First, AGPL makes it inconvenient but does not prevent cloud infrastructure providers from engaging in the abusive behavior described above. It simply says that they must release any modifications they make while engaging in such behavior. Second, AGPL contains language about software patents that is unnecessary and disliked by a number of enterprises.

Many of our portfolio companies with AGPL projects have received requests from large enterprises to move to a more permissive license, since the use of AGPL is against their company’s policy.

Balance

Cloud infrastructure providers are not bad guys or acting with bad intentions. Open source has always been a balancing act. Many of us believe in our customers and peers seeing our source code, making improvements and sharing back. It’s always a leap of faith to distribute one’s work product for free and to trust that you’ll be able to put food on the table. Sometimes, with some projects, a natural balance occurs without much deliberate effort. But at other times, the natural balance does not occur: We are seeing this more and more with infrastructure open source, especially as cloud infrastructure providers seek to differentiate by moving up the stack from commodity compute and storage to higher level infrastructure services.

Revisions

The Commons Clause as of this writing is at version 1.0. There will be revisions and tweaks in the future to ensure that Commons Clause implements its goals. We’d love your input.

Differences of opinion on Commons Clause that we have seen expressed so far are essentially differences of philosophy. Much criticism has come from open-source wonks who are not in the business of making money with software. They have a different philosophy, but that is not surprising, because their job is to be political activists, not build value in companies.

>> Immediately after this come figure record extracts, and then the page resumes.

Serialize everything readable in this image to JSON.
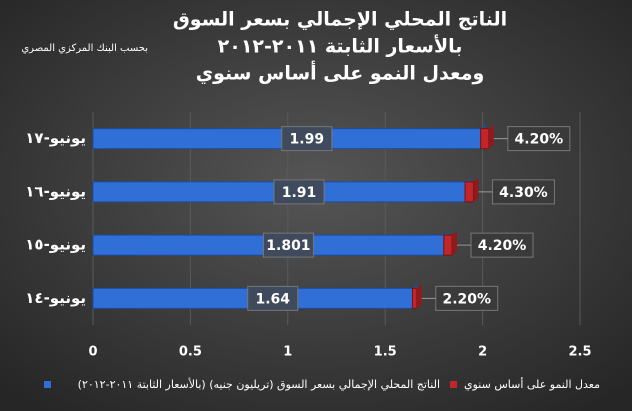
{
  "chart_data": {
    "type": "stacked-bar-horizontal",
    "title": [
      "الناتج المحلي الإجمالي بسعر السوق",
      "بالأسعار الثابتة ٢٠١١-٢٠١٢",
      "ومعدل النمو على أساس سنوي"
    ],
    "subtitle": "بحسب البنك المركزي المصري",
    "categories": [
      "يونيو-١٤",
      "يونيو-١٥",
      "يونيو-١٦",
      "يونيو-١٧"
    ],
    "series": [
      {
        "name": "الناتج المحلي الإجمالي بسعر السوق (تريليون جنيه) (بالأسعار الثابتة ٢٠١١-٢٠١٢)",
        "color": "#2f6fd6",
        "values": [
          1.64,
          1.801,
          1.91,
          1.99
        ]
      },
      {
        "name": "معدل النمو على أساس سنوي",
        "color": "#c0262a",
        "values": [
          0.022,
          0.042,
          0.043,
          0.042
        ],
        "value_labels": [
          "2.20%",
          "4.20%",
          "4.30%",
          "4.20%"
        ]
      }
    ],
    "xlim": [
      0,
      2.5
    ],
    "xticks": [
      0,
      0.5,
      1,
      1.5,
      2,
      2.5
    ],
    "grid": true
  }
}
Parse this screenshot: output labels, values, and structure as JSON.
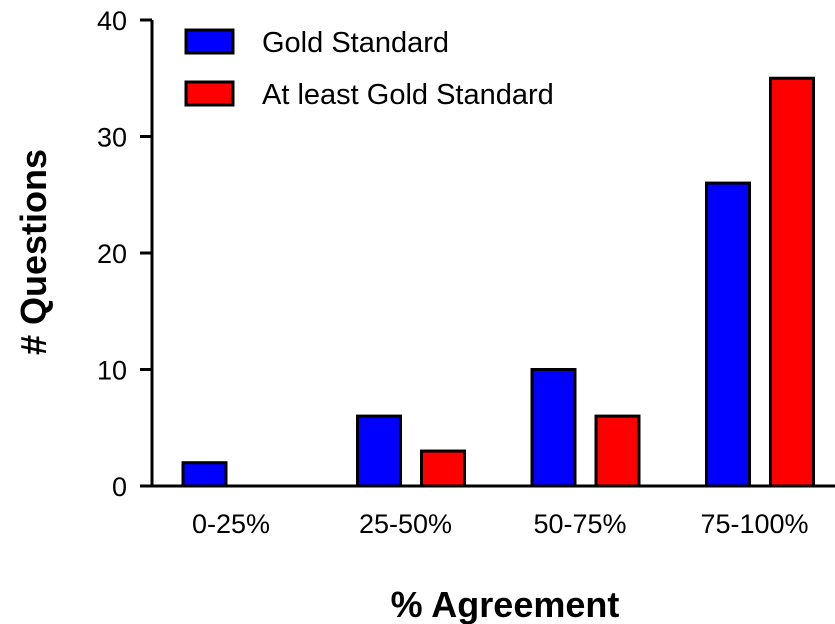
{
  "chart_data": {
    "type": "bar",
    "title": "",
    "xlabel": "% Agreement",
    "ylabel": "# Questions",
    "categories": [
      "0-25%",
      "25-50%",
      "50-75%",
      "75-100%"
    ],
    "series": [
      {
        "name": "Gold Standard",
        "color": "#0000ff",
        "values": [
          2,
          6,
          10,
          26
        ]
      },
      {
        "name": "At least Gold Standard",
        "color": "#ff0000",
        "values": [
          0,
          3,
          6,
          35
        ]
      }
    ],
    "ylim": [
      0,
      40
    ],
    "yticks": [
      "0",
      "10",
      "20",
      "30",
      "40"
    ],
    "grid": false,
    "legend": "top-left"
  }
}
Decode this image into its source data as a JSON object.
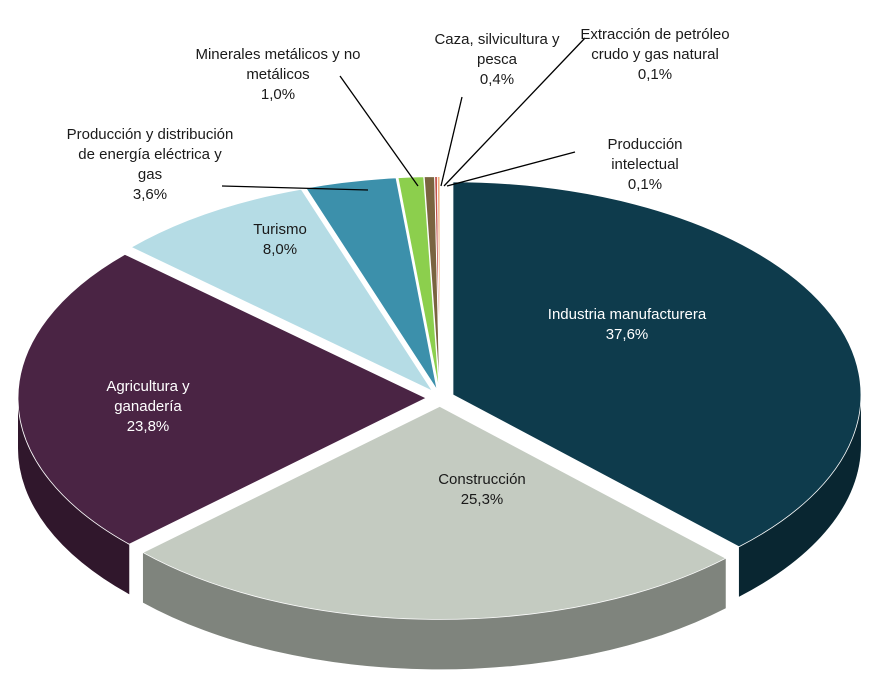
{
  "chart_data": {
    "type": "pie",
    "categories": [
      "Industria manufacturera",
      "Construcción",
      "Agricultura y ganadería",
      "Turismo",
      "Producción y distribución de energía eléctrica y gas",
      "Minerales metálicos y no metálicos",
      "Caza, silvicultura y pesca",
      "Extracción de petróleo crudo y gas natural",
      "Producción intelectual"
    ],
    "values": [
      37.6,
      25.3,
      23.8,
      8.0,
      3.6,
      1.0,
      0.4,
      0.1,
      0.1
    ],
    "value_labels": [
      "37,6%",
      "25,3%",
      "23,8%",
      "8,0%",
      "3,6%",
      "1,0%",
      "0,4%",
      "0,1%",
      "0,1%"
    ],
    "colors": [
      "#0e3b4c",
      "#c4cbc1",
      "#4a2444",
      "#b5dce5",
      "#3c90ab",
      "#8ccf4d",
      "#7a6440",
      "#c0504d",
      "#f2b07e"
    ]
  }
}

Some have misconstrued that it prevents people from offering maintenance, support or professional services. This is a misreading of the language. Some have claimed that it conflicts with AGPL. Commons Clause is intended to be used with open-source licenses that are more permissive than AGPL, so that AGPL does not have to be used! Still, even with AGPL, few users of an author’s work would deem it prudent to simply disregard an author’s statement of intent to apply Commons Clause.

Protecting open source 

Some open-source stakeholders are confused. Whose side should they be on? Commons Clause is new, and we expected debate. The people behind this initiative are committed open-source advocates, and our intent is to protect open source from an existential threat. We hope others will rally to the cause, so that open-source companies can make money, open source can be viable and open-source developers can get paid for their contributions.